I long for the days when I had no expenses and my biggests decisions in life were what I was going to wear to school tomorrow, or which pool I was going to park my butt at all day. Although I’ve always been a very anxious and stressed-out person by nature, the things I worried about then seriously make me laugh today.
Not being able to stay out past my 11:30 p.m. curfew? My world was over.
Having to go to church on Sundays? Meanest parents ever.
Who was going to drive me to school so I didn’t have to take the bus? Panic-inducing
The one thing in my life then, that was actually a somewhat more real forecast of my grown-up life yet to come, was my job as an acrobat teacher. I had real responsibilities and made real money – kids depended on me and looked up to me. Looking back I can’t believe I scored the job, and that my boss and owner of the company, Miss Maria trusted a 16-year old with her students. I think maybe I was a bit immature to have that kind of responsibility at such a young age, but heck, when I was 12 years old I acted like I was 18 – I always wanted to be grown up, so having a job that really held me accountable was something I relished.
I made pretty good money for a teenager at the time, and because my parents provided me with shelter, food and clothing, I always had oodles of money leftover to spend on whatever my little heart desired. (Well, if felt like oodles at the time.) I always tried to save half of it (thanks Dad!), but the rest was spent solely on eating out.
I’m not sure who I thought I was back then, because while most teenagers were stuffing their faces with Big Macs or Hot & Ready pizzas, my girlfriends and I were going to nice restaurants and ordering $25 steaks with the full shebang — appetizers, entree and dessert. One time, we even went to Ruth’s Chris Steakhouse for our Christmas gift exchange and pretended like we belonged in the sea of businessmen and couples twice our age, when in reality we were just four children who weren’t even old enough to order a drink.
Even with the plethora of disposable income, I still wonder how on earth we afforded it all.
Anyways, when I wasn’t ordering filet mignons, crab legs, or being generally ridiculous, one of my very favorite things to get were fried pickles — lots and lots of fried pickles.
Another testament to my older age — I can no longer consume a bucketful of fried pickles as my teenage self once did.

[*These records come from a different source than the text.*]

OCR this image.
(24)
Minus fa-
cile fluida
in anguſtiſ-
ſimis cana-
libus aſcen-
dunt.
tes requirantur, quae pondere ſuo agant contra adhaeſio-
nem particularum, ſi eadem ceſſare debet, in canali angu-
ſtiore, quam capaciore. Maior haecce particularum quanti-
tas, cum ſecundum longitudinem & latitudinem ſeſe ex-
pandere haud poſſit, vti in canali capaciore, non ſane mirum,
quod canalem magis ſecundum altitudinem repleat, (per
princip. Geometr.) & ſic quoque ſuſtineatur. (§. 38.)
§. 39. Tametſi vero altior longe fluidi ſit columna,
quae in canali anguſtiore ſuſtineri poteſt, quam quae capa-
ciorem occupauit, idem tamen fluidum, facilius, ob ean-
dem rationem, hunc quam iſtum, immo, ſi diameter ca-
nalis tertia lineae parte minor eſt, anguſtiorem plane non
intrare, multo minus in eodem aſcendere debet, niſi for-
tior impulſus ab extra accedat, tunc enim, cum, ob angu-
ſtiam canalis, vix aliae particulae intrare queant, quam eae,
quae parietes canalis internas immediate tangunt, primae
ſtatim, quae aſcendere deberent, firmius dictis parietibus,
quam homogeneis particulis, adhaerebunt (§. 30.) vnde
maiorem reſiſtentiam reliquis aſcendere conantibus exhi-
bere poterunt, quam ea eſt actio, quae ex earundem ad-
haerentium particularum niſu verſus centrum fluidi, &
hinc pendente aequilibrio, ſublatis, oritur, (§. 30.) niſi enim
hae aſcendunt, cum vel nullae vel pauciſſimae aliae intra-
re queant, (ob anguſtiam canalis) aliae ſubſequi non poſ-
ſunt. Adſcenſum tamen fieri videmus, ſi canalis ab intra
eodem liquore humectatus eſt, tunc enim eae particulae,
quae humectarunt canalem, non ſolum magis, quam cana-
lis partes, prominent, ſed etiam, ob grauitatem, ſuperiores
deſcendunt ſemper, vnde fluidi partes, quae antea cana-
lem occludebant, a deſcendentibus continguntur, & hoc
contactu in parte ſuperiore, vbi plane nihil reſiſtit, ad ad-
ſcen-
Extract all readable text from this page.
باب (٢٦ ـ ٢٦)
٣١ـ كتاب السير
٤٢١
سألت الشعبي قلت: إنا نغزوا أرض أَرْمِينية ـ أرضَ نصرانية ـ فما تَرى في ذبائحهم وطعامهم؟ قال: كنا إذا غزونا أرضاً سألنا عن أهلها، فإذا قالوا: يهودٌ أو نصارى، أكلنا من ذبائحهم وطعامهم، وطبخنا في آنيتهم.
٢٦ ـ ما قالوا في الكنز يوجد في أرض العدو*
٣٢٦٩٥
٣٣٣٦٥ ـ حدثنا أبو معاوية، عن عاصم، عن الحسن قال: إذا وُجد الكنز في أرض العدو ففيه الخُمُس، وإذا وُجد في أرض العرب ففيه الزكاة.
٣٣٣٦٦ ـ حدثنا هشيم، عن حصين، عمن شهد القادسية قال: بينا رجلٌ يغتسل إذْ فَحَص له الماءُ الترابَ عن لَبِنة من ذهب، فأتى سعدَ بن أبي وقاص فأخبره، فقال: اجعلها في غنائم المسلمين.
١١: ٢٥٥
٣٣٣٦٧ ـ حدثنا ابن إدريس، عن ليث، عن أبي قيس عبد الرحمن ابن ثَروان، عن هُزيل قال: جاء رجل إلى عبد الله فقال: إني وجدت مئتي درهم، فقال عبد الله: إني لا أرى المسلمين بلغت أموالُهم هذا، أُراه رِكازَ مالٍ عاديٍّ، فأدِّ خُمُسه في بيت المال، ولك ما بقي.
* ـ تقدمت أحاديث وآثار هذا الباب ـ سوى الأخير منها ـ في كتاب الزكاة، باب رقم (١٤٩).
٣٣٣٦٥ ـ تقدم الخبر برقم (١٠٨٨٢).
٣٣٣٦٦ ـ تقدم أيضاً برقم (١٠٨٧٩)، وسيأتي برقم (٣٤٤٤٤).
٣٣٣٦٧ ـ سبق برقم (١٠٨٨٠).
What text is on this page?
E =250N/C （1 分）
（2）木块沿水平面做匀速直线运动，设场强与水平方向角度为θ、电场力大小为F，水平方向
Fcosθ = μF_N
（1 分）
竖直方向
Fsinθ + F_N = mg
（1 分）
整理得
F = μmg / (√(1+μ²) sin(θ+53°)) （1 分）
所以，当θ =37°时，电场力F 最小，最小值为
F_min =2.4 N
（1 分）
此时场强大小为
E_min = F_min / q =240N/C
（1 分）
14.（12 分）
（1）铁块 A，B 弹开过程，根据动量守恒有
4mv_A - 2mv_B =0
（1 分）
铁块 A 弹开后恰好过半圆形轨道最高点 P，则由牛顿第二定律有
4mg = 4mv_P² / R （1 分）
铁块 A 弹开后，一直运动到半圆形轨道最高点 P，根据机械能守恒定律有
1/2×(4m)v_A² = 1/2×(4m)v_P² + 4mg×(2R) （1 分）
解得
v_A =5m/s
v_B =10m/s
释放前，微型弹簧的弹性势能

BUT, I can eat baked “fried” pickles by the bucketful.
I can, and I will.
So I did.
When I made these sweet potato chips the other day, it sparked a little bit of a craving for more lightened up football fare, and then my mind immediately went to my beloved fried pickles.
These could seriously not be any easier.
First off, I use Claussen pickles — always. I prefer this brand over any pickle I’ve ever tried, and, no, this is not a sponsored post, I just truly love these.
I sliced whole pickles into about 1/8 inch slices and then coated them in a little bit of flour to soak up the moisture, then into some egg white and finally into a little seasoned panko. The key to making these super crispy, is a screaming hot oven, and to place the breaded pickles on a greased cooling rack on top of a cookie sheet. I spray them with a little bit of olive oil spray and then bake until golden brown and super crispy.
Of course with any fried food, you have to have a dipping sauce, right? I prefer a ranch based sauce with my fried pickles, but wanted a little spice to contrast the salty pickle flavor, so i just fussed up my homemade ranch recipe (sorry for the terrible pictures!) with a little bit of sriracha.
Simple, easy and so perfect for football watching.
- 3 pickles, sliced in ⅛ inch slices
- 1 cup panko bread crumbs
- 1 teaspoon garlic powder
- 1 teaspoon onion powder
- ½ cup flour
- 1 egg white + 1 tablespoon water
- ½ cup buttermilk
- ¼ cup light sour cream
- ¼ cup + ⅛ cup low fat mayo (I found that for my taste ½ cup was too much and ¼ was too little, start with a ¼ cup and see how you like the consistency; add more if needed)
- 1½ tablespoons minced green onion
- ½ tablespoon minced flat leaf parsley
- 1 very small garlic clove grated (if cloves are large only use half)
- ¼ teaspoon + ⅛ teaspoon garlic powder
- 1 teaspoon onion powder
- ¼ teaspoon salt plus more to taste
- ¼ teaspoon + ⅛ teaspoon dill weed
- Pinch of Black Pepper
- 2 teaspoons sriracha
- Preheat oven to 450 degrees. Line a a baking sheet with a cooling rack and spray with olive oil spray.
- On a plate, combine panko, garlic powder and onion powder. Place flour on another plate. In a shallow bowl whisk together egg white and water.
- Coat pickles in flour,remove excess, then dunk in egg white mixture and then into the panko. Place on cooling rack.
- Spray pickles with olive oil spray and bake for about 15 minutes or until golden brown and crispy.
- Whisk all ingredients together. Chill.